Pingback: Поиск дубликатов файлов Windows | remontka.pro
Thanks for the tip, I’ve updated the post and mentioned the -WhatIf parameter.
Quote:
If you want to experiment with this I’d recommend you to change the last del command with something safer, like echo which just prints out the file.
Another option would be to use the -WhatIf parameter on the del, which is an alias of Remove-Item. You get this instead of a deleted file:
What if: Performing the operation “Remove File” on target “C:\duplicatefile”.
If the result looks correct you can then remove the parameter and let it execute and actually remove items.
Nicely done Sir!
I suggest to try using Duplicate Files Deleter
Hello Good day, I use a software called Duplicate Files Deleter, it’s very easy to use and after it finds the duplicate files it lets you chose what you want to do with them (copy/delete/move). You can even check network files and you can check multiple paths in the same scan. This helps me a lot. I hope you too.
Huge thanks for this script! Now I’m finally able to finish my Spotlight Grabber – a tool that grabs and sorts Windows Spotlight wallpapers, and now even removes duplicates.
Yepp, thats good enough to get the filesize, too.
Thanks a lot!
The
get-filehash
makes you loose most of the file information, except thePath
. But you can get that back by doing another ls using the path, and then write whatever file properties you want to your CSV file.Adding the following instead of the del statement should do the trick:
.. | % { ls $_.path } | select name,length | export-csv c:\temp\dupes.txt -NoTypeInformation
Hi,
well done – as mentioned earlier, ist easy to use and nothing needs to be installed on the host.

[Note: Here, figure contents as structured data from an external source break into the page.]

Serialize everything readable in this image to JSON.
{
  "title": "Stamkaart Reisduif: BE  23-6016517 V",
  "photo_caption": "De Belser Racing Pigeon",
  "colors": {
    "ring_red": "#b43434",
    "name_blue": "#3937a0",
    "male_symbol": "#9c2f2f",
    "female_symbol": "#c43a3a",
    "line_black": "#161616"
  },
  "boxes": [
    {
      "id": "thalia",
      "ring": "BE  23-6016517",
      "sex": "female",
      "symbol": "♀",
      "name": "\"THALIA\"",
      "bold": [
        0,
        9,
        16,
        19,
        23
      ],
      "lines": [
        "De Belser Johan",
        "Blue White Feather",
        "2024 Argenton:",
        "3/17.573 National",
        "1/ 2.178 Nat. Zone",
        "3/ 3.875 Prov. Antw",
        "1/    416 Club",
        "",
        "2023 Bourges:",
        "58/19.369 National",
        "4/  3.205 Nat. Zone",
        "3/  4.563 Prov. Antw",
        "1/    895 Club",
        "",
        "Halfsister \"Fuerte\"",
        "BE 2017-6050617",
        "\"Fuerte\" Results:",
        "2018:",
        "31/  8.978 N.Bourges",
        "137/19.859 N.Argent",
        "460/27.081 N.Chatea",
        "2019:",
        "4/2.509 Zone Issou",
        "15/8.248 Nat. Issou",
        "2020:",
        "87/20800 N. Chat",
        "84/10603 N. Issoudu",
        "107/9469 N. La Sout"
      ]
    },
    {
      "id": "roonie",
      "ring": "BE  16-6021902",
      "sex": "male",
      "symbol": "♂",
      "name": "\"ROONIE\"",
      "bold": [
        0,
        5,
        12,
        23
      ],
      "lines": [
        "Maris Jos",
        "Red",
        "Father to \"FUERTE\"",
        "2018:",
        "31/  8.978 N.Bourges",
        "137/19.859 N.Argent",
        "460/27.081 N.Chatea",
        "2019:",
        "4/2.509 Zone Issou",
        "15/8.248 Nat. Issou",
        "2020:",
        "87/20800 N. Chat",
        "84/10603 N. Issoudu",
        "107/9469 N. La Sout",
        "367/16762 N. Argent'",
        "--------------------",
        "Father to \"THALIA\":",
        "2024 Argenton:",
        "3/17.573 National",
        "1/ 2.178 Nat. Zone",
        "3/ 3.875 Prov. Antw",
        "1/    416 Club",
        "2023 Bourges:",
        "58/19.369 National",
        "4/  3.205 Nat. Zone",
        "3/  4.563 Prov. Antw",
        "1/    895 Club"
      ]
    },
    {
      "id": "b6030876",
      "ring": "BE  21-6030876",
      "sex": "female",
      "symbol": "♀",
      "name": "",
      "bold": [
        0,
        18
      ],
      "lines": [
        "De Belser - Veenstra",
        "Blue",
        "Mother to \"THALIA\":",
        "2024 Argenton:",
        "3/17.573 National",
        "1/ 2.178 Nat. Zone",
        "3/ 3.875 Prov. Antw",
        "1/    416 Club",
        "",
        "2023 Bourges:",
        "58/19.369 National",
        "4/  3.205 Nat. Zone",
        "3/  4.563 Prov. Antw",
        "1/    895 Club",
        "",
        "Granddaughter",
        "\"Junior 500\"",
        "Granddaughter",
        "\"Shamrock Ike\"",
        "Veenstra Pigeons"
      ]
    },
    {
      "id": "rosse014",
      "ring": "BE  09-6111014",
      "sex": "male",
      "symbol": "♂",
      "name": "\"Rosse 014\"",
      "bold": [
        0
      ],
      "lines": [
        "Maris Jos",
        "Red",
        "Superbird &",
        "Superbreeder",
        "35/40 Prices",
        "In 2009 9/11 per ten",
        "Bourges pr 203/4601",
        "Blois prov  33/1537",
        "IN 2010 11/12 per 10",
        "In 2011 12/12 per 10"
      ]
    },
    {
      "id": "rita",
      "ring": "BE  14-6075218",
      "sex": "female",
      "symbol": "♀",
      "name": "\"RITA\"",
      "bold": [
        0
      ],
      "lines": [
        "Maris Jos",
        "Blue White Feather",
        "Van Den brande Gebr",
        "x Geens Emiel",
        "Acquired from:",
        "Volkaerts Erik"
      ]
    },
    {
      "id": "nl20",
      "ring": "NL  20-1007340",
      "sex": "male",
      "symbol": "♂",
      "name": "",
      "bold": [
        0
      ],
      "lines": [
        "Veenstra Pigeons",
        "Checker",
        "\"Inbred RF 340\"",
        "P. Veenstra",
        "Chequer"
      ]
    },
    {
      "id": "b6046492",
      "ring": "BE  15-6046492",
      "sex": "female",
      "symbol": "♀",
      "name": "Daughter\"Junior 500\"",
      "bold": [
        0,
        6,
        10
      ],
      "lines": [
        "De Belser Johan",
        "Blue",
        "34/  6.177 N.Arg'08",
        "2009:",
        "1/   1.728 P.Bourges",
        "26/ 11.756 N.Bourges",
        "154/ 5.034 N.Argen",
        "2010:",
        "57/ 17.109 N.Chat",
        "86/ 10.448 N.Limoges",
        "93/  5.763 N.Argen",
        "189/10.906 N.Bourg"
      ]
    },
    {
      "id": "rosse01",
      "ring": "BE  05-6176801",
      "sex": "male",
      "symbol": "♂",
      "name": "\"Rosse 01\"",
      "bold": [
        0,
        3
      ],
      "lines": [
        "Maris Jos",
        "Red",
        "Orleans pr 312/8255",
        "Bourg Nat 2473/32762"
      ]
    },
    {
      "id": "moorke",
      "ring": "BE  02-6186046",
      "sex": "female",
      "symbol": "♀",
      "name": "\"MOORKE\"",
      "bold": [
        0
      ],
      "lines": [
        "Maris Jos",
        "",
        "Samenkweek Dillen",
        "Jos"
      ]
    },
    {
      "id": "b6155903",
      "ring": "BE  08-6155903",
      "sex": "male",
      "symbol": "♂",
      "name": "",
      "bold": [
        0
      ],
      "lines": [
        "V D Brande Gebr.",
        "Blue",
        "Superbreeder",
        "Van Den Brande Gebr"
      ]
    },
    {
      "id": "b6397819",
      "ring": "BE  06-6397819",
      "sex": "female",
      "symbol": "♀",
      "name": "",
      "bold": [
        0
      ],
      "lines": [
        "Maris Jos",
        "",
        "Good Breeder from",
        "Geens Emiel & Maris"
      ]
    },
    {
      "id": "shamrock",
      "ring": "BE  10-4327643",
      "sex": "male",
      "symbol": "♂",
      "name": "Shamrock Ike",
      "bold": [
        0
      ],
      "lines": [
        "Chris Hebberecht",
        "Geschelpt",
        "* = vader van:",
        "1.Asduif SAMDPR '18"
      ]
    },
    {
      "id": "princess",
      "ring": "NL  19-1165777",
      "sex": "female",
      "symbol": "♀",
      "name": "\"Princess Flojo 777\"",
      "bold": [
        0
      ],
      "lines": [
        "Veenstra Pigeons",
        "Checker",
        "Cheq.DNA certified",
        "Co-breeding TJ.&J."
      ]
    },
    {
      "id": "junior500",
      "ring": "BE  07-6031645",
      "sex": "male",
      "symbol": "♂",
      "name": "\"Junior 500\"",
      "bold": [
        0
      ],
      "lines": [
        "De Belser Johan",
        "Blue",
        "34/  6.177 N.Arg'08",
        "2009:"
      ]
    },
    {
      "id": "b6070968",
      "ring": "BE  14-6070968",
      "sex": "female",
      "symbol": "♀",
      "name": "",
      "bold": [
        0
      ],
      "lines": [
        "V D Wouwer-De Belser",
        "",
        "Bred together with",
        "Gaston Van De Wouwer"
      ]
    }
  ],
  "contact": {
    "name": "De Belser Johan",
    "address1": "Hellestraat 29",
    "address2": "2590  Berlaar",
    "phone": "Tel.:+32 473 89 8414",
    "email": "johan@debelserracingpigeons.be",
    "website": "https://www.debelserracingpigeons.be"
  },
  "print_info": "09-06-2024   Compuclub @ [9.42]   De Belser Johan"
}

I was looking for something to analyze a filetree only, therefore I’ve altered the last pipe from “del” to:
select Path| Export-Csv C:\temp2\duplicates.txt -NoTypeInformation
Some of you may see a way to get the filesize in the csv, too?
You have to paste the whole command in a single line to make it work. If there is a return in the middle you’ll get errors like this.
If you copy paste it from the browser you’ll probably have 2 lines instead of one. Just paste them into a text editor first and put everything on a single line.
Oh yeah, and be sure to run it without the delete statement at the end first, so you’re sure it won’t delete anything you don’t want it to. :)
I get an error.. what’s up?
At line:2 char:1
+ | % { $_.group | select -skip 1 } | del
+ ~
An empty pipe element is not allowed.
+ CategoryInfo : ParserError: (:) [], ParentContainsErrorRecordException
+ FullyQualifiedErrorId : EmptyPipeElement
Thank you! God I love powershell
Thanks for this, I was looking for a way to get unique values (ordered chronologically descending) from a hash where duplicates existed and the select -skip 1 will work a treat :-)
Great to see this is put to good use. :)
Super slick one liner! I ended up taking out the “select -skip 1” and swapped the “del” for an “ls”. Piped it to a CSV. Clean up the output a little bit and I can hand this to an end users so they can review why they are eating up a ton of space on my SAN.
Good idea. For a large amount of files that would indeed speed things up I reckon.
In my case the statement I used was fast enough to do the job for the amount of files I had to process, so I didn’t have any need to optimize the statement.
I would suggest that you first group by file size, then filter for groups with more then one element and only then run the file hashing. That will be much more efficient and WAY faster than having to hash every single file.
Thanks for posting this. I don’t think I’ve used the “group” feature of powershell yet. Pretty nice.
I think you missed the point here. With that single line of PowerShell you can delete duplicates without even having to download or install any additional software.
Try DuplicateFilesDeleter, its going to solve that problem in minutes.
Perfect one-liner! :) Congrats!
Yep, that’s the smart thing to do indeed. :)
Oops, *Replaced the “del” with an “ls”
Very helpful. I replaced the del after the last pipe for a sanity check first. Thanks!